← Writing

How to Run Product Check-ins That Don’t Waste Everyone’s Time

How to Run Product Check-ins That Don’t Waste Everyone’s Time

Most product check-ins become status theater: long updates, little clarity, and no decisions. The fix: treat check-ins as decision and risk management meetings.

A high-value check-in has three sections:

1) What changed since last time? (2 minutes)

Only deltas:

  • new evidence (user feedback, metrics)
  • new constraints (scope, timeline, dependencies)
  • new risks (quality, feasibility, adoption)

2) What decisions are needed? (10–15 minutes)

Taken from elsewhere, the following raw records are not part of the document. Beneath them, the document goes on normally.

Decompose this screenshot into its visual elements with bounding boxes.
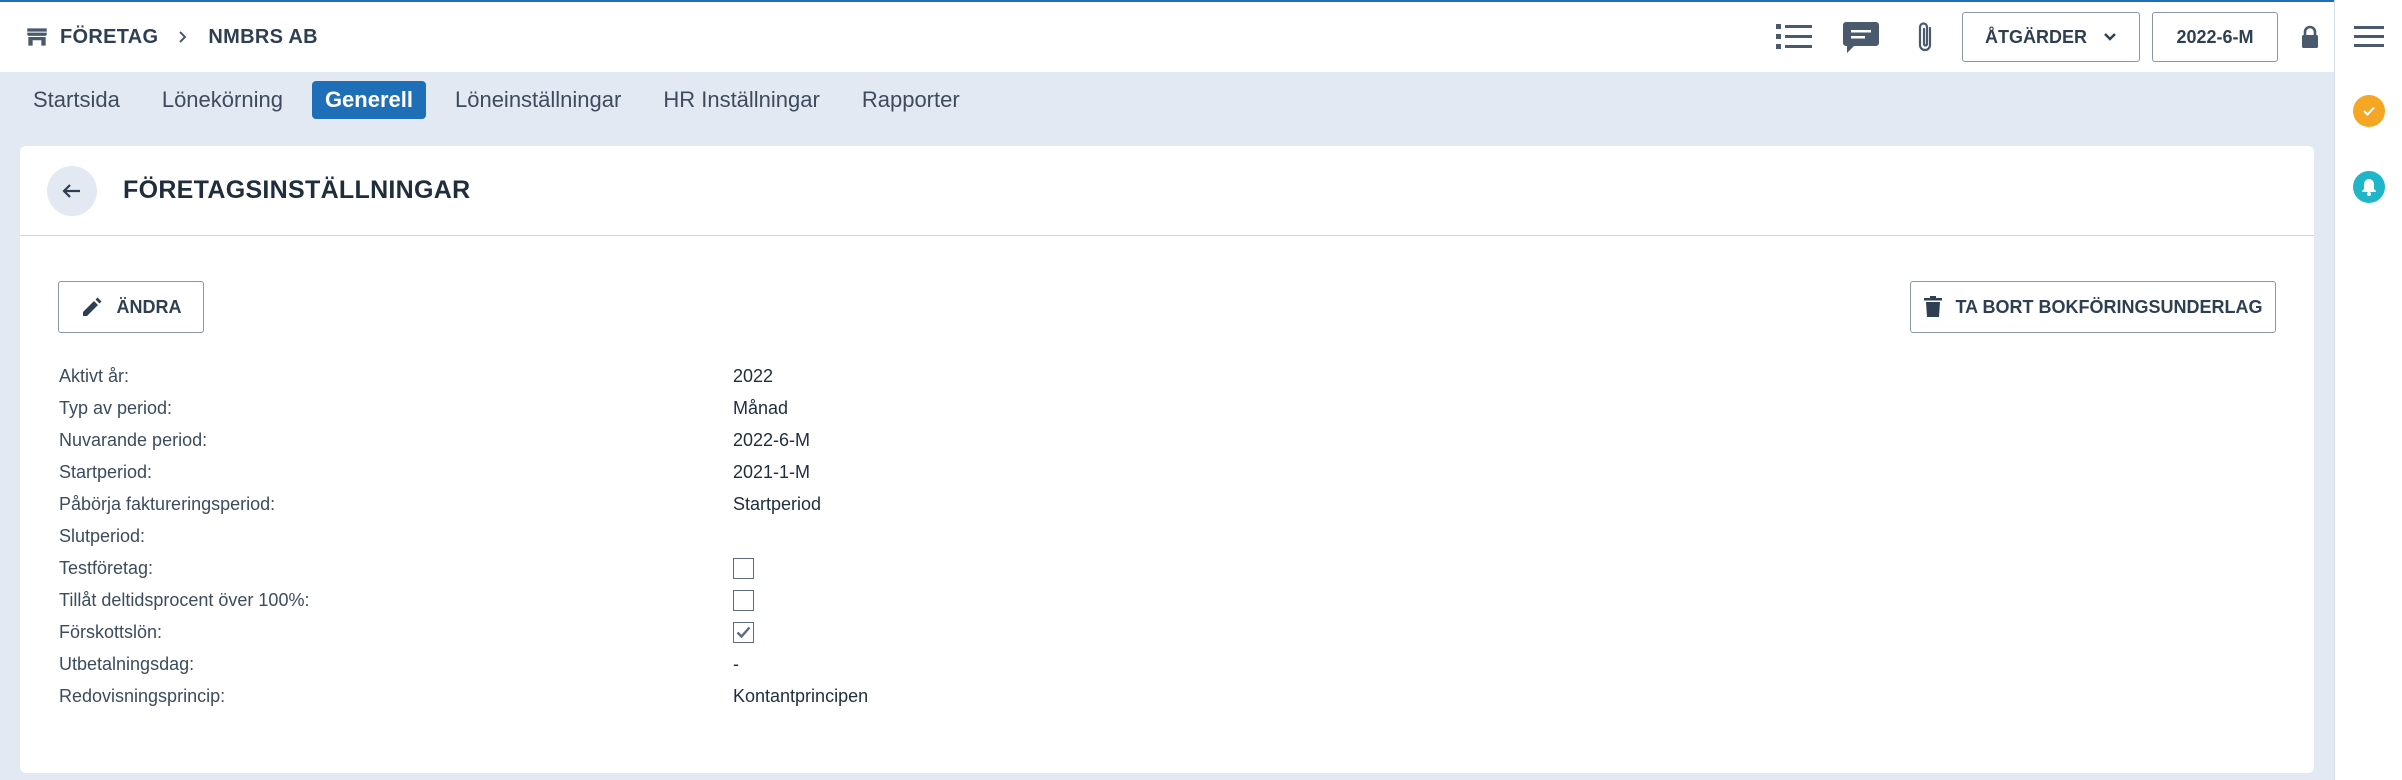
field-value: Startperiod bbox=[733, 493, 822, 514]
settings-fields: Aktivt år: 2022 Typ av period: Månad Nuv… bbox=[59, 360, 868, 712]
top-header: FÖRETAG NMBRS AB ÅTGÄRDER 2022-6-M bbox=[0, 0, 2334, 72]
breadcrumb-section[interactable]: FÖRETAG bbox=[60, 26, 158, 49]
period-label: 2022-6-M bbox=[2176, 26, 2254, 47]
trash-icon bbox=[1923, 296, 1942, 317]
field-value: 2021-1-M bbox=[733, 461, 811, 482]
tab-label: Lönekörning bbox=[161, 87, 283, 112]
tasks-indicator[interactable] bbox=[2353, 95, 2385, 127]
tab-lonekorning[interactable]: Lönekörning bbox=[149, 81, 296, 119]
tab-label: Generell bbox=[324, 87, 413, 112]
allow-parttime-over-100-checkbox[interactable] bbox=[733, 589, 754, 611]
field-label: Testföretag: bbox=[59, 557, 154, 578]
attach-button[interactable] bbox=[1906, 12, 1946, 62]
tab-label: Startsida bbox=[33, 87, 120, 112]
field-label: Redovisningsprincip: bbox=[59, 685, 226, 706]
header-actions: ÅTGÄRDER 2022-6-M bbox=[1764, 2, 2334, 72]
edit-label: ÄNDRA bbox=[116, 296, 182, 317]
tab-label: Löneinställningar bbox=[454, 87, 622, 112]
tab-bar: Startsida Lönekörning Generell Löneinstä… bbox=[20, 80, 989, 120]
breadcrumb-company[interactable]: NMBRS AB bbox=[208, 26, 317, 49]
paperclip-icon bbox=[1918, 22, 1932, 52]
back-button[interactable] bbox=[47, 165, 97, 216]
store-icon bbox=[27, 28, 47, 46]
field-value: Kontantprincipen bbox=[733, 685, 869, 706]
field-label: Påbörja faktureringsperiod: bbox=[59, 493, 276, 514]
list-icon bbox=[1776, 24, 1812, 49]
breadcrumb: FÖRETAG NMBRS AB bbox=[24, 24, 318, 50]
field-label: Tillåt deltidsprocent över 100%: bbox=[59, 589, 310, 610]
field-value: Månad bbox=[733, 397, 789, 418]
chevron-down-icon bbox=[2104, 33, 2116, 41]
actions-label: ÅTGÄRDER bbox=[1985, 26, 2087, 47]
field-label: Slutperiod: bbox=[59, 525, 146, 546]
field-label: Startperiod: bbox=[59, 461, 153, 482]
field-value: 2022-6-M bbox=[733, 429, 811, 450]
check-icon bbox=[2363, 106, 2375, 116]
advance-salary-checkbox[interactable] bbox=[733, 621, 754, 643]
tab-label: HR Inställningar bbox=[663, 87, 820, 112]
tab-loneinstallningar[interactable]: Löneinställningar bbox=[442, 81, 634, 119]
tab-rapporter[interactable]: Rapporter bbox=[849, 81, 973, 119]
lock-icon bbox=[2302, 25, 2318, 48]
field-row: Utbetalningsdag: - bbox=[59, 648, 868, 680]
field-row: Tillåt deltidsprocent över 100%: bbox=[59, 584, 868, 616]
field-value: - bbox=[733, 653, 739, 674]
settings-card: FÖRETAGSINSTÄLLNINGAR ÄNDRA TA BORT BOKF… bbox=[20, 146, 2314, 773]
bell-icon bbox=[2362, 179, 2376, 196]
edit-button[interactable]: ÄNDRA bbox=[58, 281, 204, 333]
period-button[interactable]: 2022-6-M bbox=[2152, 12, 2278, 62]
notifications-indicator[interactable] bbox=[2353, 171, 2385, 203]
chat-button[interactable] bbox=[1836, 12, 1886, 62]
field-label: Utbetalningsdag: bbox=[59, 653, 195, 674]
checkmark-icon bbox=[736, 626, 751, 638]
field-row: Påbörja faktureringsperiod: Startperiod bbox=[59, 488, 868, 520]
field-row: Startperiod: 2021-1-M bbox=[59, 456, 868, 488]
menu-button[interactable] bbox=[2349, 16, 2389, 56]
hamburger-menu-icon bbox=[2353, 26, 2384, 47]
right-rail bbox=[2334, 0, 2402, 780]
tab-startsida[interactable]: Startsida bbox=[20, 81, 133, 119]
field-label: Nuvarande period: bbox=[59, 429, 208, 450]
field-row: Nuvarande period: 2022-6-M bbox=[59, 424, 868, 456]
lock-button[interactable] bbox=[2296, 12, 2324, 62]
arrow-left-icon bbox=[62, 183, 80, 198]
tab-label: Rapporter bbox=[861, 87, 960, 112]
delete-label: TA BORT BOKFÖRINGSUNDERLAG bbox=[1955, 296, 2263, 317]
field-row: Redovisningsprincip: Kontantprincipen bbox=[59, 680, 868, 712]
app-root: FÖRETAG NMBRS AB ÅTGÄRDER 2022-6-M Start… bbox=[0, 0, 2402, 780]
field-row: Förskottslön: bbox=[59, 616, 868, 648]
field-label: Aktivt år: bbox=[59, 365, 130, 386]
delete-accounting-button[interactable]: TA BORT BOKFÖRINGSUNDERLAG bbox=[1910, 281, 2276, 333]
test-company-checkbox[interactable] bbox=[733, 557, 754, 579]
list-button[interactable] bbox=[1764, 12, 1824, 62]
tab-generell[interactable]: Generell bbox=[311, 81, 426, 119]
chat-icon bbox=[1843, 22, 1879, 53]
field-row: Aktivt år: 2022 bbox=[59, 360, 868, 392]
tab-hr-installningar[interactable]: HR Inställningar bbox=[650, 81, 833, 119]
field-row: Testföretag: bbox=[59, 552, 868, 584]
field-value: 2022 bbox=[733, 365, 774, 386]
page-title: FÖRETAGSINSTÄLLNINGAR bbox=[123, 176, 471, 204]
field-label: Förskottslön: bbox=[59, 621, 163, 642]
field-row: Typ av period: Månad bbox=[59, 392, 868, 424]
chevron-right-icon bbox=[179, 31, 187, 43]
field-label: Typ av period: bbox=[59, 397, 173, 418]
field-row: Slutperiod: bbox=[59, 520, 868, 552]
actions-dropdown[interactable]: ÅTGÄRDER bbox=[1962, 12, 2140, 62]
card-header: FÖRETAGSINSTÄLLNINGAR bbox=[20, 146, 2314, 236]
pencil-icon bbox=[82, 297, 101, 316]
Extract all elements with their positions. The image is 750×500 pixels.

Every check-in should have 1–3 decision prompts:

  • “Do we converge on design direction A or B?”
  • “Do we cut scope item X to protect timeline?”
  • “Do we ship behind a flag or delay for quality risk Y?”

No decisions → go async.

3) Top risks + mitigations (10 minutes)

Keep a live risk list:

  • risk, likelihood, impact, mitigation, owner

A clean PM template

  • Goal + success criteria (one sentence)
  • Stage (explore / converge / build / launch)
  • Decisions today
  • Top 3 risks
  • Next milestones + owners

Two rules:

  1. No drive-by critique without naming the user goal + risk.
  2. End with a written recap: decisions, owners, next steps.

Interview-ready line:

“I run check-ins as decision meetings. We focus on deltas, decisions, and risks—then end with clear owners. That keeps execution fast without wasting time.”